Antes, al menos, tenían la decencia de ocultar ciertas cosas. Hoy parece que todo se hace a plena luz del día y, peor aún, algunos hasta lo presumen.
Tenemos autoridades que admiten conductas cuestionables y no muestran vergüenza, sino orgullo. Tenemos episodios que han dejado serias dudas sobre la transparencia de quienes deberían garantizar elecciones limpias, y un Gobierno que, en lugar de concentrarse en resolver los problemas actuales, sigue culpando constantemente a los anteriores.
Mientras tanto, al ciudadano le subieron el IVA del 12% al 15% con el argumento de fortalecer la seguridad.
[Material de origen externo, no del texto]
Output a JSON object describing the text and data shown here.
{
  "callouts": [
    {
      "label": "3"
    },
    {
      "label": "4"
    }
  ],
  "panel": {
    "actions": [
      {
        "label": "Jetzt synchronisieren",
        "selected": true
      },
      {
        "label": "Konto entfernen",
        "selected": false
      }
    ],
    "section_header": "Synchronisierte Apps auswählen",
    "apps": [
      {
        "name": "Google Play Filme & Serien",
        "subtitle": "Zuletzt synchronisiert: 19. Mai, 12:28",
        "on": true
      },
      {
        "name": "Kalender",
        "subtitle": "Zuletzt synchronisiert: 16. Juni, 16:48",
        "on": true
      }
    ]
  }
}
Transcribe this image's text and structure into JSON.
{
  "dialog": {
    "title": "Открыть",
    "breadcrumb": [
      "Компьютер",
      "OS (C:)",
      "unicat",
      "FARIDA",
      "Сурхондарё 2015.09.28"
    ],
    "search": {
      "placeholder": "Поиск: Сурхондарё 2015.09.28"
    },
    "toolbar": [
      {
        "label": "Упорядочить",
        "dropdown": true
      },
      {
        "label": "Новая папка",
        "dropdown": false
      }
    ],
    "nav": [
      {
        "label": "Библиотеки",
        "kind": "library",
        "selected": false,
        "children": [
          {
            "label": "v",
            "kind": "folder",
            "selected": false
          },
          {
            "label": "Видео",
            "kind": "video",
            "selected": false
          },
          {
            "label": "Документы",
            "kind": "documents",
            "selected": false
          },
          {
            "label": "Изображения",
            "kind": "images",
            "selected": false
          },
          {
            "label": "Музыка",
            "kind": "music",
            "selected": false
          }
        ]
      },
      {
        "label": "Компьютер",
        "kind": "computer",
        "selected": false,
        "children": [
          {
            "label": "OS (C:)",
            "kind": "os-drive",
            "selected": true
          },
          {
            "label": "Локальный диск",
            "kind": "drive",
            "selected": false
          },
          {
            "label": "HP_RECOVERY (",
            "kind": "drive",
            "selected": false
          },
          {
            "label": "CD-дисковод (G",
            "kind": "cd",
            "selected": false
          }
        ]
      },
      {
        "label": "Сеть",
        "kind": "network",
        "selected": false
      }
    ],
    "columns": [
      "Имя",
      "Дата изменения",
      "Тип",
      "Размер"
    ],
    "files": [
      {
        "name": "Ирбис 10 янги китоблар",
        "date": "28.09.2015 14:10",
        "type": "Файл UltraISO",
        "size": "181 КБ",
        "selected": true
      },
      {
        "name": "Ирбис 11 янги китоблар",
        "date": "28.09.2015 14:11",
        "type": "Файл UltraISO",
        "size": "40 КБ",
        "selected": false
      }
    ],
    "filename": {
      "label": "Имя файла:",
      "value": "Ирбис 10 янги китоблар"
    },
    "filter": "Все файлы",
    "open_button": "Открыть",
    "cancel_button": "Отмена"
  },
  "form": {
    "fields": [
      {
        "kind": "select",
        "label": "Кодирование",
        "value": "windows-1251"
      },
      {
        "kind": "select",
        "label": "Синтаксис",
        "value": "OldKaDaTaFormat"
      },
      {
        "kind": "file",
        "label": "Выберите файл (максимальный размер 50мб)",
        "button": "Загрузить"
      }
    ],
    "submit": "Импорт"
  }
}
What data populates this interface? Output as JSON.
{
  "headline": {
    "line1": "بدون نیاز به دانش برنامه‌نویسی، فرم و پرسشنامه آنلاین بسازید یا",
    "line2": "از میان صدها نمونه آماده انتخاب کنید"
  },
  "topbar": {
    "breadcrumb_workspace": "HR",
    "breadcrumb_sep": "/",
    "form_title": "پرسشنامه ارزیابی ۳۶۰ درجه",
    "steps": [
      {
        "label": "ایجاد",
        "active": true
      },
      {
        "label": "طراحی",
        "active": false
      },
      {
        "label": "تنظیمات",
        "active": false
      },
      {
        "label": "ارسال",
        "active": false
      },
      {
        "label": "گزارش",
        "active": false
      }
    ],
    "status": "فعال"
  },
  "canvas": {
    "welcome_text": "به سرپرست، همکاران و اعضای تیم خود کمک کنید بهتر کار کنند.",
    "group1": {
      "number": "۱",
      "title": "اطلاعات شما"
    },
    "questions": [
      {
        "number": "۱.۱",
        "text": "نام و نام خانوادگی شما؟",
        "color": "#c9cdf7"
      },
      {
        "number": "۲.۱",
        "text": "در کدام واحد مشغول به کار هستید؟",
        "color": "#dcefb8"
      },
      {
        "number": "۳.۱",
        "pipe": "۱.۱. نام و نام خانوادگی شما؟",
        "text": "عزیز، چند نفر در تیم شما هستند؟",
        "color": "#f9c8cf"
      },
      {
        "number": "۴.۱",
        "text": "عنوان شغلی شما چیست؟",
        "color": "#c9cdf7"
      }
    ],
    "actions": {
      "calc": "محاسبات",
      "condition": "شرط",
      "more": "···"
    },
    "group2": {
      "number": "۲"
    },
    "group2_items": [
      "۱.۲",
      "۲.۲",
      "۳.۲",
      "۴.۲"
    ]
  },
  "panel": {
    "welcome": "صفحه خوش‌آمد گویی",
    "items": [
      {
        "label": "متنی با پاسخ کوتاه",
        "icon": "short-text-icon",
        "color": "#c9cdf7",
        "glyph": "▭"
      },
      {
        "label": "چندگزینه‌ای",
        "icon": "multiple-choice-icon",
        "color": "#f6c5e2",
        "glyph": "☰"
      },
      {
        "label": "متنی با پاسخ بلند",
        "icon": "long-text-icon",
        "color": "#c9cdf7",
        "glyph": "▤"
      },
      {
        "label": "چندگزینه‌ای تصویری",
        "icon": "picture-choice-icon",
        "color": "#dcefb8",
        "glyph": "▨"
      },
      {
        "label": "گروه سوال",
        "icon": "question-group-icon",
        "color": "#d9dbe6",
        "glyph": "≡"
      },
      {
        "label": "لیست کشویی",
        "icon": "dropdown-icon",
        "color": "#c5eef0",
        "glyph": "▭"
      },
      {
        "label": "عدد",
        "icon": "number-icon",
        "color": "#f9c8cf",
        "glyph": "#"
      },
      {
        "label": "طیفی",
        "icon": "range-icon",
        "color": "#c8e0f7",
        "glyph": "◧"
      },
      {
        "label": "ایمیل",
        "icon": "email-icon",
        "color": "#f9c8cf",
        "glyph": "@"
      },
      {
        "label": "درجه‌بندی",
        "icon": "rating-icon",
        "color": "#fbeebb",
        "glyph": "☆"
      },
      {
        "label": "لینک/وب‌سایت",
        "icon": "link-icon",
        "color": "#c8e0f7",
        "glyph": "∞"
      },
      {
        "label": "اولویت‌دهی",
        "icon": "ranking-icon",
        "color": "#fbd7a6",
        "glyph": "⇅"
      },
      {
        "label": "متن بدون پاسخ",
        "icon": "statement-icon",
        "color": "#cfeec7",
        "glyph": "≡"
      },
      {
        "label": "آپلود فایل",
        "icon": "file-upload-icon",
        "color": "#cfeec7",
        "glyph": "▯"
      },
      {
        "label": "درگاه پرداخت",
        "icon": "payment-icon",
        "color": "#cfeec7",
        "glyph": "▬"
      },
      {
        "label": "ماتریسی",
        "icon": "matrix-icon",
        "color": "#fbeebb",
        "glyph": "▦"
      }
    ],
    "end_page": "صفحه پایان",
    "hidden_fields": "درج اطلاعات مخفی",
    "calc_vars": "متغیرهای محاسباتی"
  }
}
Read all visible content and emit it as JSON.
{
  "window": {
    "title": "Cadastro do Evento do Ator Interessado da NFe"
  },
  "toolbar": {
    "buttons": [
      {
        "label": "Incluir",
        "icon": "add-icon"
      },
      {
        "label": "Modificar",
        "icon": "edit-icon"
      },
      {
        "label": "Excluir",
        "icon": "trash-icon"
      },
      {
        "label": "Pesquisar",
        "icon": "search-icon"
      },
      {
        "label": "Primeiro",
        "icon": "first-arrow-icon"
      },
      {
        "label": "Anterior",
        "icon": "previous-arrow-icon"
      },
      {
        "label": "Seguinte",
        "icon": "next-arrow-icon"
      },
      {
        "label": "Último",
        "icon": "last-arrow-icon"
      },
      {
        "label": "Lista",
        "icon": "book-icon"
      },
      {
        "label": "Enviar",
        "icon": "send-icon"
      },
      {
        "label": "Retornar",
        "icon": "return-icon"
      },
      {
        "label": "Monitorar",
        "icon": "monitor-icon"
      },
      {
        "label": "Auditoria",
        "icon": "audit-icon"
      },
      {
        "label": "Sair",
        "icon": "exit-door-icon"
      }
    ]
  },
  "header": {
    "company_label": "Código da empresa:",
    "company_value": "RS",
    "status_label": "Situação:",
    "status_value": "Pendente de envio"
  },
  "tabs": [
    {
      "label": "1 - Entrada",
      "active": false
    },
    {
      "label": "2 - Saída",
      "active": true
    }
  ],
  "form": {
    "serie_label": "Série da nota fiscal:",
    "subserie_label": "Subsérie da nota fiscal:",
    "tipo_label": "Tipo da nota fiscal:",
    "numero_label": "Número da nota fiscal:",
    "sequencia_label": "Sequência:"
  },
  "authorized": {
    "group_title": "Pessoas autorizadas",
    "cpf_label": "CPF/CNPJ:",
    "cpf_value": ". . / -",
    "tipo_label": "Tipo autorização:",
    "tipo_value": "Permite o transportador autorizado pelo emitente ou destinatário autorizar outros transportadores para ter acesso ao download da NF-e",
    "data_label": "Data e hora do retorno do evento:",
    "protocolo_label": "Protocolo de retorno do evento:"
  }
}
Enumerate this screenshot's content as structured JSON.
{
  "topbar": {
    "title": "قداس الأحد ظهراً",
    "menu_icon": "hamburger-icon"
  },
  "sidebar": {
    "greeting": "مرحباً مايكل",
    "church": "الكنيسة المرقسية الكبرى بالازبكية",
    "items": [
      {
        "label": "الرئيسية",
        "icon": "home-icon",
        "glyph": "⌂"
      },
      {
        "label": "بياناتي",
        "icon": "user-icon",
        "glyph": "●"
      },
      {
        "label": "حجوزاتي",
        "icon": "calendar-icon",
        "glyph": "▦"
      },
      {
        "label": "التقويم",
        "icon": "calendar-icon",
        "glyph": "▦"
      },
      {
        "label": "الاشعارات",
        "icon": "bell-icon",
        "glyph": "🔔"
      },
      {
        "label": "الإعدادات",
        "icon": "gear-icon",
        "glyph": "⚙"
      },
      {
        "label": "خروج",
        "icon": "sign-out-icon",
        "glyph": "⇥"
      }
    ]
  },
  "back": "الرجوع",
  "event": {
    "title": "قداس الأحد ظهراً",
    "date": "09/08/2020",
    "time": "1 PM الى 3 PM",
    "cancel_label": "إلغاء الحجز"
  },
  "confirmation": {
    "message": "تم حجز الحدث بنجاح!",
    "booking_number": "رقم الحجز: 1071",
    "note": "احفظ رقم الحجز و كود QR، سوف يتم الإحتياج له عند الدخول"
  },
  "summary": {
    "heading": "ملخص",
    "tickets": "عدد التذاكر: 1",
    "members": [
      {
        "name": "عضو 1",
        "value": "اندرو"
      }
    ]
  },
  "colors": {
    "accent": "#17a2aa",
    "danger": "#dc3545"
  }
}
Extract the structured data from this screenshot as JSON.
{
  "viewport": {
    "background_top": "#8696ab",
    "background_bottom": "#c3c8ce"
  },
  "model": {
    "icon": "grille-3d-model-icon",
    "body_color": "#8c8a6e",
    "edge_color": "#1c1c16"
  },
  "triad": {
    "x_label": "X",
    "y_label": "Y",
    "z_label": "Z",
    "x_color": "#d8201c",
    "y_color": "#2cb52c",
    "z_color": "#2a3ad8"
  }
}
Pero la pregunta sigue siendo: ¿dónde están los resultados?
Porque al ecuatoriano sí le cobran más. Lo que todavía no se ve con claridad es un cambio proporcional en su seguridad, en la economía y en su calidad de vida.
¿Hasta cuándo vamos a normalizar que la política se convierta en un espectáculo donde la vergüenza desapareció y rendir cuentas parece opcional?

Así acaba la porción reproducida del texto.